A recent Gartner report indicated that within the next 18 months, a majority of businesses would have access to self-service tools. However, the same report also indicated that 90 percent of those operations would lack the structure to foster successful BI initiatives.
There are many reasons why self-service BI fails. Here are the top seven:
1. The data is wrong (my numbers do not match yours)
Who owns the data, and where is it located? Who can vouch for its accuracy and make changes or updates when necessary? If multiple unskilled users have access to disparate data sets, or views of company data, then it’s impossible to generate and maintain a single source of truth for your data. And, with no clear workflows or processes to approve content built either, it’s impossible to trust the quality of the reports and dashboards produced.
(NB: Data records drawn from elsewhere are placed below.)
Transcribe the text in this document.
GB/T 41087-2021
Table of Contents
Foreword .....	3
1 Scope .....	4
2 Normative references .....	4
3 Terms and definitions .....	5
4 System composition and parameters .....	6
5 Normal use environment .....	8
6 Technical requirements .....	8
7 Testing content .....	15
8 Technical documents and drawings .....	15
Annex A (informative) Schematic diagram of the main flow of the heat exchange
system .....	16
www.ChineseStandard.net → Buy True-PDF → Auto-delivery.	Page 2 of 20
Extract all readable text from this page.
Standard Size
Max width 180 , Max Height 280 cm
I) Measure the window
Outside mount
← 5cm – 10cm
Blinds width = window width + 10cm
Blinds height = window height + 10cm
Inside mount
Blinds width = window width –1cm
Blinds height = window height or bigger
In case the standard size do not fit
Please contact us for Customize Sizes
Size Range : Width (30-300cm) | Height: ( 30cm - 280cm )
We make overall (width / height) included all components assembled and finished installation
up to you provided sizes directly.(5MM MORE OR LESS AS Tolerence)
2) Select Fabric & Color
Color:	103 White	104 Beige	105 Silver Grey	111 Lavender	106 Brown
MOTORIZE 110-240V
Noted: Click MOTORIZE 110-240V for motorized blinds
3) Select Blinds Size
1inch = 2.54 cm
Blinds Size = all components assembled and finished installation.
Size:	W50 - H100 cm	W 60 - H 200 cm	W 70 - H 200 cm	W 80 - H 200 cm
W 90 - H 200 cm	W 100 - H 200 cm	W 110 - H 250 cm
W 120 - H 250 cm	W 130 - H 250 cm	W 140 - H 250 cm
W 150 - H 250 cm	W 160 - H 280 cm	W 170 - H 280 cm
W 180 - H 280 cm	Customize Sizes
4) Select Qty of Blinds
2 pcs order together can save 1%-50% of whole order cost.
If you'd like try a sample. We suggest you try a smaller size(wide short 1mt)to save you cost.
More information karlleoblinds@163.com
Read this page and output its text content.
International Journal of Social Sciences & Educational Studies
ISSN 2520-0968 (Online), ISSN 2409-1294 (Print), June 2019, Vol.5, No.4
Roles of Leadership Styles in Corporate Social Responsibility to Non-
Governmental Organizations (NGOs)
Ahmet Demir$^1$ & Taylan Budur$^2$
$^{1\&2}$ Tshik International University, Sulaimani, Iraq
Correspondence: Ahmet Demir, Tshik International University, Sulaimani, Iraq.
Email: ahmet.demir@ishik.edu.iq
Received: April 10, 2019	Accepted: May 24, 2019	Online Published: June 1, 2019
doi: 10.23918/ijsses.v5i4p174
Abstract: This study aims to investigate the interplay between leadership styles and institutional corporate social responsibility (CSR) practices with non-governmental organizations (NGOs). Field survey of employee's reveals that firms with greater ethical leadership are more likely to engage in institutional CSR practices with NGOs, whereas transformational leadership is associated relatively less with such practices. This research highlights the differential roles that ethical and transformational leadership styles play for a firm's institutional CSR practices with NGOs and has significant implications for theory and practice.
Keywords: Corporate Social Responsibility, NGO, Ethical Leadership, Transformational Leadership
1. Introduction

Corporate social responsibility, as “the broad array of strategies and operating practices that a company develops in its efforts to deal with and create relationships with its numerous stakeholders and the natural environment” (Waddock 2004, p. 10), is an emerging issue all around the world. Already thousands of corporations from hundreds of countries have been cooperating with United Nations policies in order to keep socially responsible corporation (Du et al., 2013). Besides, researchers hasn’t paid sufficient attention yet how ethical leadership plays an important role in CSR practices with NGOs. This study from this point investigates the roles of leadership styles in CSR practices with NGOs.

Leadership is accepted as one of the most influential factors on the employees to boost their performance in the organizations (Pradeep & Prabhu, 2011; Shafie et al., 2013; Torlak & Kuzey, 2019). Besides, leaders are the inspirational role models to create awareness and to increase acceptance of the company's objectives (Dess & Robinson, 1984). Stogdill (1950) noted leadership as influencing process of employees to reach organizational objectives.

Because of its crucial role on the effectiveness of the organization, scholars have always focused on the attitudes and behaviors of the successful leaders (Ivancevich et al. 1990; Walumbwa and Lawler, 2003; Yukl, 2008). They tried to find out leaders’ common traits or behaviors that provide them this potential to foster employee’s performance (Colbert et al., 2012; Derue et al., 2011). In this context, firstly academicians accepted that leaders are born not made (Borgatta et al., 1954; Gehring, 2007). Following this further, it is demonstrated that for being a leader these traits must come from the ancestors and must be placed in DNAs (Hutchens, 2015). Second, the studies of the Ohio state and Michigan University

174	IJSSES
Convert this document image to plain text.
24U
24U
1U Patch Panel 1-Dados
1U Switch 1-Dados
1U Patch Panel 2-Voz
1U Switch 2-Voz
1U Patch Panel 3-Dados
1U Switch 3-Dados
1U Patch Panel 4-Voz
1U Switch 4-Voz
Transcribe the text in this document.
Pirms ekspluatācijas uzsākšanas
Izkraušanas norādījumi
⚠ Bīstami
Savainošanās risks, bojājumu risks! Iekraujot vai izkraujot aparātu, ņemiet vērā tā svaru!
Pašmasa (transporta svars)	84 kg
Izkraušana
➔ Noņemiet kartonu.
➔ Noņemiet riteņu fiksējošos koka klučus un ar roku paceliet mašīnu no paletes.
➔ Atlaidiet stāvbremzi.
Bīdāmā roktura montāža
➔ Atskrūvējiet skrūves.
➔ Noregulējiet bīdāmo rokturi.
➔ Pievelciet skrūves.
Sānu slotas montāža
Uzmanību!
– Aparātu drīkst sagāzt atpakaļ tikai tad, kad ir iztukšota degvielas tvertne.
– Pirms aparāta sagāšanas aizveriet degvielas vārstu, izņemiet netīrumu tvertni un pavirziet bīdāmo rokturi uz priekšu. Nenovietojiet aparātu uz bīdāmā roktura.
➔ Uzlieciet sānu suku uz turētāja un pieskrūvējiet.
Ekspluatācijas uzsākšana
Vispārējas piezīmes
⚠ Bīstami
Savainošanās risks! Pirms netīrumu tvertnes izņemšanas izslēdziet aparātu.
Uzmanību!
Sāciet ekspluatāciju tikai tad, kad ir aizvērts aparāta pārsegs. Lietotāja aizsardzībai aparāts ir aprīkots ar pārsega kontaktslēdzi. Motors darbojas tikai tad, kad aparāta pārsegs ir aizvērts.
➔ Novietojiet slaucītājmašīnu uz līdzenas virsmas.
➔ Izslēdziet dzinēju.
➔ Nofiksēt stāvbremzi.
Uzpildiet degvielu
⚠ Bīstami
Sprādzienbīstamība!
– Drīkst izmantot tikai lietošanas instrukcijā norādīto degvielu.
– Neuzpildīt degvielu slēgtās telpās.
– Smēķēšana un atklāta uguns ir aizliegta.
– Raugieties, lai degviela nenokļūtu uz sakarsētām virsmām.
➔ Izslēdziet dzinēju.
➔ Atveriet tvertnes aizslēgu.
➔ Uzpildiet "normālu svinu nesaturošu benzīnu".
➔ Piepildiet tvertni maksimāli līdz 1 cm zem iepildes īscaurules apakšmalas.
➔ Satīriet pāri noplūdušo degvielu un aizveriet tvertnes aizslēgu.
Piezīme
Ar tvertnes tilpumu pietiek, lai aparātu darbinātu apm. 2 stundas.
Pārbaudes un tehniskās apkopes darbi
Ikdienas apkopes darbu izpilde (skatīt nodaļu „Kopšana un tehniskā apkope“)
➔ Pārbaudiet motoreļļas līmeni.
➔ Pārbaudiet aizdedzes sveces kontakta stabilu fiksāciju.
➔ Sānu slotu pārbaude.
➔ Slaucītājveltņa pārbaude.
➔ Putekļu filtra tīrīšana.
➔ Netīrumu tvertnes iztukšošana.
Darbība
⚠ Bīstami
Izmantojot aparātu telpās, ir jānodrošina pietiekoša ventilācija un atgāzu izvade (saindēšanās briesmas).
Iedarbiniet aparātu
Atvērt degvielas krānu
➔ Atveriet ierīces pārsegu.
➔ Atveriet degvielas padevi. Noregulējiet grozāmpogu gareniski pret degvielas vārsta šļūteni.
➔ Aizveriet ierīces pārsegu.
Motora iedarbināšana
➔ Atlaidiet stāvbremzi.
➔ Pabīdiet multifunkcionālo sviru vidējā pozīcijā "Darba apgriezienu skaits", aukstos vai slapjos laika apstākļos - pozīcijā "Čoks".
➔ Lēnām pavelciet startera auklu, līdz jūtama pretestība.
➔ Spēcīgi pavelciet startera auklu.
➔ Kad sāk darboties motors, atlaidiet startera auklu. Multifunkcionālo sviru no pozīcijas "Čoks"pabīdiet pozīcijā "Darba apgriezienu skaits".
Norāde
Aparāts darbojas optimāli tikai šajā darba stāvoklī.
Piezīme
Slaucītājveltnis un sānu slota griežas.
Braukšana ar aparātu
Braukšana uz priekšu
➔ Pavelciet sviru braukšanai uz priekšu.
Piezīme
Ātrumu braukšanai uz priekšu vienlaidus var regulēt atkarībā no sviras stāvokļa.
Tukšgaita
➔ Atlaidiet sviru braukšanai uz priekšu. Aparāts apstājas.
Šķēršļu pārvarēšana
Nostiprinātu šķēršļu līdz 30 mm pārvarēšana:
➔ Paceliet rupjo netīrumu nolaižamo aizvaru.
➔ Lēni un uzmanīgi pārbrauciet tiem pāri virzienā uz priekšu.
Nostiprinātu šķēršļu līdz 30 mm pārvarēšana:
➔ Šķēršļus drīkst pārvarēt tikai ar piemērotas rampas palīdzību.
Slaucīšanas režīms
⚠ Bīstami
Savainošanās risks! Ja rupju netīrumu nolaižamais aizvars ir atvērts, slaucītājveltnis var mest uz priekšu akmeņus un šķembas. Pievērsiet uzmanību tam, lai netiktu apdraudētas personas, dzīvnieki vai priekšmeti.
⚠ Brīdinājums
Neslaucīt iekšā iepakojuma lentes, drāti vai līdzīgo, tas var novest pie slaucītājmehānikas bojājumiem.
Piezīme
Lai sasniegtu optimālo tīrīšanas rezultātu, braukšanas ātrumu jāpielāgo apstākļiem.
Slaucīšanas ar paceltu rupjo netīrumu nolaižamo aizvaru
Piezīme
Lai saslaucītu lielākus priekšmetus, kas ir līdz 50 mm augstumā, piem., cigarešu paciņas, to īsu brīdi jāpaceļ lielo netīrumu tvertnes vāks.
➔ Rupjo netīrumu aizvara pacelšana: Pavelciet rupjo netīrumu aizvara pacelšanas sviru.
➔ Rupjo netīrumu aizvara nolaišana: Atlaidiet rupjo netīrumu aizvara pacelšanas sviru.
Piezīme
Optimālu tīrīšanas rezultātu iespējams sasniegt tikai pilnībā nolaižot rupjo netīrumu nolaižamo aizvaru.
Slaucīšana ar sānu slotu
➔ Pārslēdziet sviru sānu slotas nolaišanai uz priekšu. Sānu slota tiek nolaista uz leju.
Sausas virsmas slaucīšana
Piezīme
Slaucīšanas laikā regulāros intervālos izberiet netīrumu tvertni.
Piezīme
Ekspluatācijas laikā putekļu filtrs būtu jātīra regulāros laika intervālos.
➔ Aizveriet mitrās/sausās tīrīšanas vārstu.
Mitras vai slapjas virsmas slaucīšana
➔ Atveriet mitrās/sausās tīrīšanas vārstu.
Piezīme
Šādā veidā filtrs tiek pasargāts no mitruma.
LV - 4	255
2. Can’t use the tool (built for data experts, not for me)
What kind of interface does the tool offer? Is it intuitive to the user? Also, what kind of training is offered for the users, and where can you go if you have questions or encounter problems? Without sufficient support and guidance from experts, attempting to build reports and perform data analysis unassisted is a daunting prospect for non-technical business users. Without assistance, the more difficult it is for business people to use BI software – even if it is relatively ‘intuitive’. And, the more arduous the user experience is, the less likely they are to keep using it.
3. No context to the numbers (what are they telling me)
Many self-service BI tools lack the collaboration features needed to effectively connect business users with analysts to collectively interpret and understand what the numbers are telling them. Then, once you have that insight, does your BI tool empower you to share your insights with others? Context is crucial. Gaining context by being able to collaborate on and share your data insights allows you to ask ‘why’, not just ‘what’. ‘Why was there a spike in revenue?’ vs. ‘what was the growth in revenue?’ Without context, it’s increasingly harder to effectively act on the data.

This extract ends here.